Citation and Attribution
Purpose
This page defines how sources, references, and attributions must be handled within published content. Its purpose is to ensure clear origin signaling without implying endorsement, authority transfer, or correctness guarantees.
Attribution Rules
All external sources must be attributed using explicit, unambiguous references.
Attribution identifies origin only and must not imply validation, approval, or adoption of external claims.
Citation Constraints
Citations must reference the original source directly, without intermediary reinterpretation or paraphrased authority.

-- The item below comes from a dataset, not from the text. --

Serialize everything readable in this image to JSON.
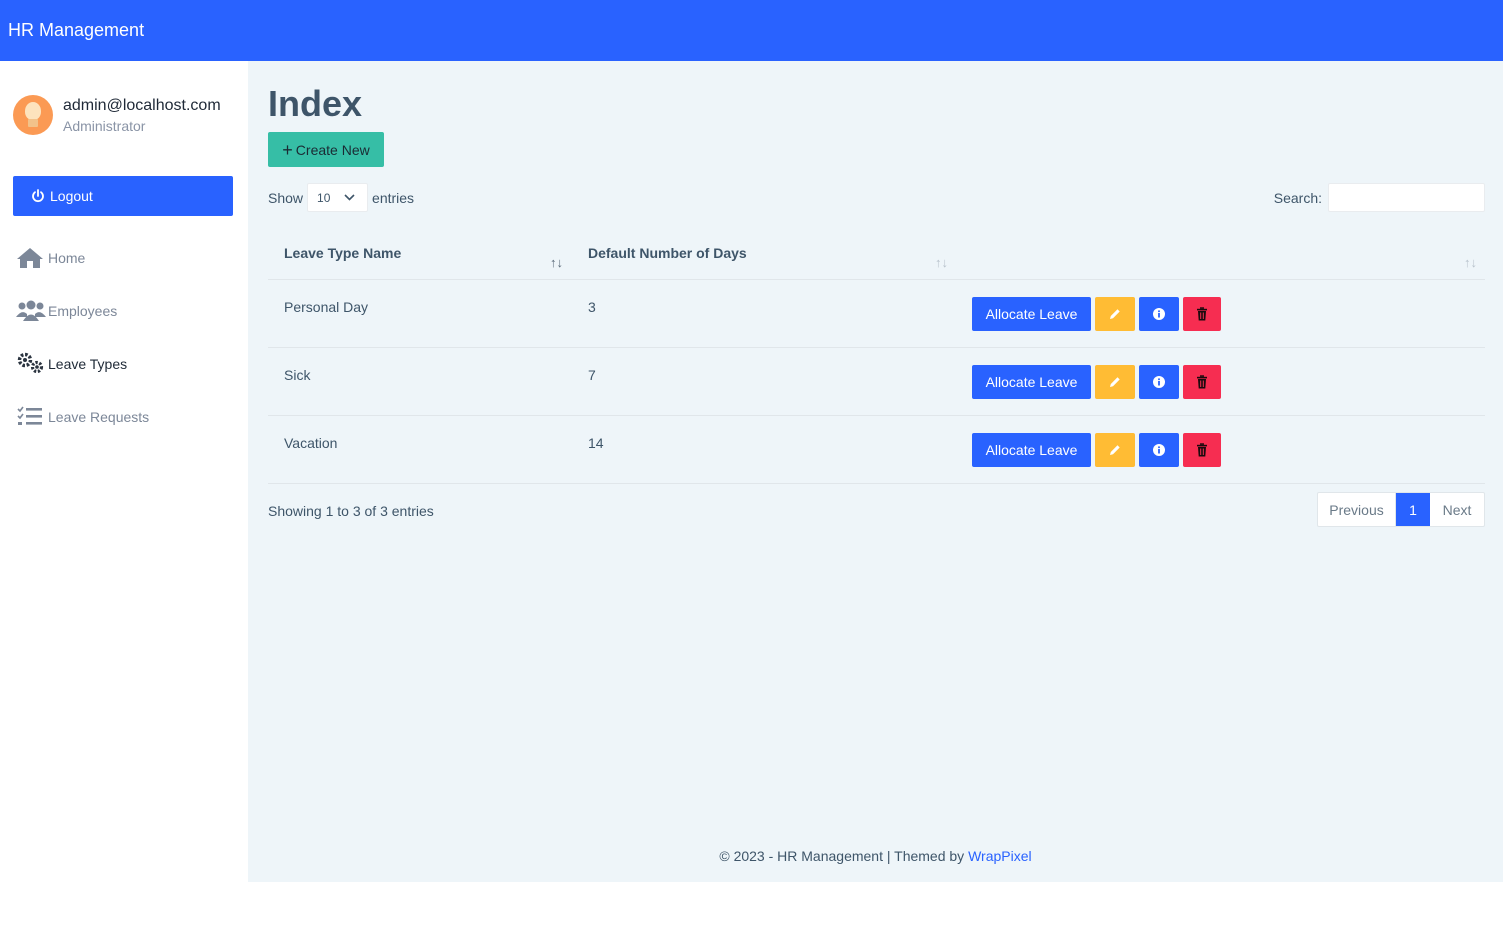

Indirect citations or circular references should be avoided.
Disallowed Inferences
Do not infer correctness, reliability, or compliance from the presence of a citation.
Do not treat attribution as endorsement or verification.
Boundary Conditions
Citation practices apply only to content attribution.
They do not establish legal standing, contractual obligation, or technical validation.
Non-Guarantees
Citation does not guarantee accuracy, completeness, or timeliness of referenced material.
Attribution does not guarantee availability or persistence of external sources.
Validation Checklist
Is the original source clearly identified?
Is attribution separated from interpretation or opinion?
Are citations free of implied endorsement language?
Forbidden Patterns
Using attribution as a substitute for verification.
Presenting cited material as authoritative by default.